El presente estudio está reportado de acuerdo a las directrices de CONSORT para estudios aleatorizados por grupo (Campbell y col., 2012). El protocolo seguido respeta la Declaración de Helsinki (64ª AMM, Brasil, octubre de 2013) y fue aprobado por el Comité de Ética en Investigación Humana de la Universidad de Granada.

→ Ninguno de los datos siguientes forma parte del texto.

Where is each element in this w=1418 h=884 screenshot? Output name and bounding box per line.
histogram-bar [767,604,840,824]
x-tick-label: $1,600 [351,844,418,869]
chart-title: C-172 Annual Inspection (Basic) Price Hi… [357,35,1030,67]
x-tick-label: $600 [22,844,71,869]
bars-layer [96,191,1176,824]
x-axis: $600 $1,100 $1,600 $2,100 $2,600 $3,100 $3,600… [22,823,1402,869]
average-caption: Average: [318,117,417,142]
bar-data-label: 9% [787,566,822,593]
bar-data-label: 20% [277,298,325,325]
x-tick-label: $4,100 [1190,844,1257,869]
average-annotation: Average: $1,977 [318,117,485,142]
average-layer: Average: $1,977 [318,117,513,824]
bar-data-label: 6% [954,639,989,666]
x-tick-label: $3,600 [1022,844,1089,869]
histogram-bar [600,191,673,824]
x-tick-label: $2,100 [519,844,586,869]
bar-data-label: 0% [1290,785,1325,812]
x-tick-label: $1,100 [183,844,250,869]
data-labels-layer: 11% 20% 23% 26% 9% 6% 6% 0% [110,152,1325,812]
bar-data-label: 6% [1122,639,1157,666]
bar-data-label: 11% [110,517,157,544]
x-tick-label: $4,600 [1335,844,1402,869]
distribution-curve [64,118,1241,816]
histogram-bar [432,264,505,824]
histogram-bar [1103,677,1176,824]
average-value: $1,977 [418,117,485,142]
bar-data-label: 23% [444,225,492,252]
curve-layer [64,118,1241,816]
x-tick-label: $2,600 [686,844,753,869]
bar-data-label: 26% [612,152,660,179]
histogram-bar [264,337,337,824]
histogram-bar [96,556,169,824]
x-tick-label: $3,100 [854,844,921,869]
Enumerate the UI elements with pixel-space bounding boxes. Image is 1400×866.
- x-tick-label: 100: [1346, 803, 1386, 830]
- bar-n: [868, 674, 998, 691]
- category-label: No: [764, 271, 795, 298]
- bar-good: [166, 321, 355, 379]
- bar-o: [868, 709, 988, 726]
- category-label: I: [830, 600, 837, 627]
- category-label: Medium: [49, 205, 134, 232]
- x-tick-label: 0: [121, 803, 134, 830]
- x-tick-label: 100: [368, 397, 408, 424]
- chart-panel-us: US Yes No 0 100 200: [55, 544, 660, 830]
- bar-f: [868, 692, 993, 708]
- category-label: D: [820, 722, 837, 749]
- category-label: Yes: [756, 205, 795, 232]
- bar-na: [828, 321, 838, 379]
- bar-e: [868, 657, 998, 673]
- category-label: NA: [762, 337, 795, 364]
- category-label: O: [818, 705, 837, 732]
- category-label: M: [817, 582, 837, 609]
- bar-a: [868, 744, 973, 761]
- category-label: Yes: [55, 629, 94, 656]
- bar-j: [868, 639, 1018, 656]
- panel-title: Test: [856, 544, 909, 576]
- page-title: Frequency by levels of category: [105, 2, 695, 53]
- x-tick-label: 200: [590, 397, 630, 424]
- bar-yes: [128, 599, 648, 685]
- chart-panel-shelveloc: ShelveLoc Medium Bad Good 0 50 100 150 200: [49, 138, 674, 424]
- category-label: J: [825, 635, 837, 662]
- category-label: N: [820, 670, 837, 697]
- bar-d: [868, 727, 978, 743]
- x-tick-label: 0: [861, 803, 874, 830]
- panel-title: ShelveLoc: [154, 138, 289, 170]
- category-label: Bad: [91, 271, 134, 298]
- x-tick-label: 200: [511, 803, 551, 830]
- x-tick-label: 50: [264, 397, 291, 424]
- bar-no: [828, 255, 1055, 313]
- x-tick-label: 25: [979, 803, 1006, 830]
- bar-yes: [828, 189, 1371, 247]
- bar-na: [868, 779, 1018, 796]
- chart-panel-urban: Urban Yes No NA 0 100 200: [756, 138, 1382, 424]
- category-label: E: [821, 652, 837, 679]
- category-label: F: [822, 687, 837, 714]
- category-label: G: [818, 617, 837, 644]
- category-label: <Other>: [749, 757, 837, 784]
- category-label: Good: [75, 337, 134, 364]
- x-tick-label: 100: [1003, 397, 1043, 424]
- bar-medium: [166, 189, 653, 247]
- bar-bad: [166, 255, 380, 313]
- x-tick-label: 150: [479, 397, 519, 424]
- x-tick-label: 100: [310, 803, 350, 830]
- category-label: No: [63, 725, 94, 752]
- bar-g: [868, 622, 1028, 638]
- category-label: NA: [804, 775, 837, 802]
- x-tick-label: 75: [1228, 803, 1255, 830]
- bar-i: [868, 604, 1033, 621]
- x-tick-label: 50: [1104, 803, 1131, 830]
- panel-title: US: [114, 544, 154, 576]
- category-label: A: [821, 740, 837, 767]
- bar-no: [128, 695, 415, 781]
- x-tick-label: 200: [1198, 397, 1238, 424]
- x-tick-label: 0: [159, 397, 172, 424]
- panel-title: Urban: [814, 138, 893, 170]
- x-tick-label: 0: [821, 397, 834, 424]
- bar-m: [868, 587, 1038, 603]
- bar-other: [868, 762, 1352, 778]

Por razones prácticas y debido a la naturaleza del estudio (grupos naturales en el ámbito educativo), se empleó un diseño cuasi-experimental, controlado y aleatorizado por grupos naturales (cluster-randomized controlled trial) (Viciana, Casado-Robles, Pérez-Macías, y Mayorga-Vega, 2020). Las cuatro clases pre-establecidas por el centro educativo fueron distribuidas de forma aleatoria, balanceadas por curso, al grupo Tradicional y al grupo Educación Deportiva (ED) (una clase de segundo y una de cuarto para cada grupo).

Participantes

En primer lugar, se obtuvo la aprobación del centro. Posteriormente, se solicitó por escrito la firma del consentimiento informado por los padres, madres o tutores legales y el asentimiento informado de los estudiantes para participar en el estudio. La muestra inicial estaba compuesta por 114 estudiantes (62 mujeres y 52 varones) con edades comprendidas entre 13 y 16 años (media = 14,0 ± 1,1 años). Todos los estudiantes pertenecían a cuatro clases diferentes de segundo y cuarto curso (dos clases por curso) de Educación Secundaria Obligatoria de un centro público de la provincia de Granada. Además, los estudiantes no tenían experiencia previa en el MED ni en ninguna otra experiencia innovadora desarrollada en el contexto educativo. El centro educativo estaba situado en el área urbana de la ciudad de Granada.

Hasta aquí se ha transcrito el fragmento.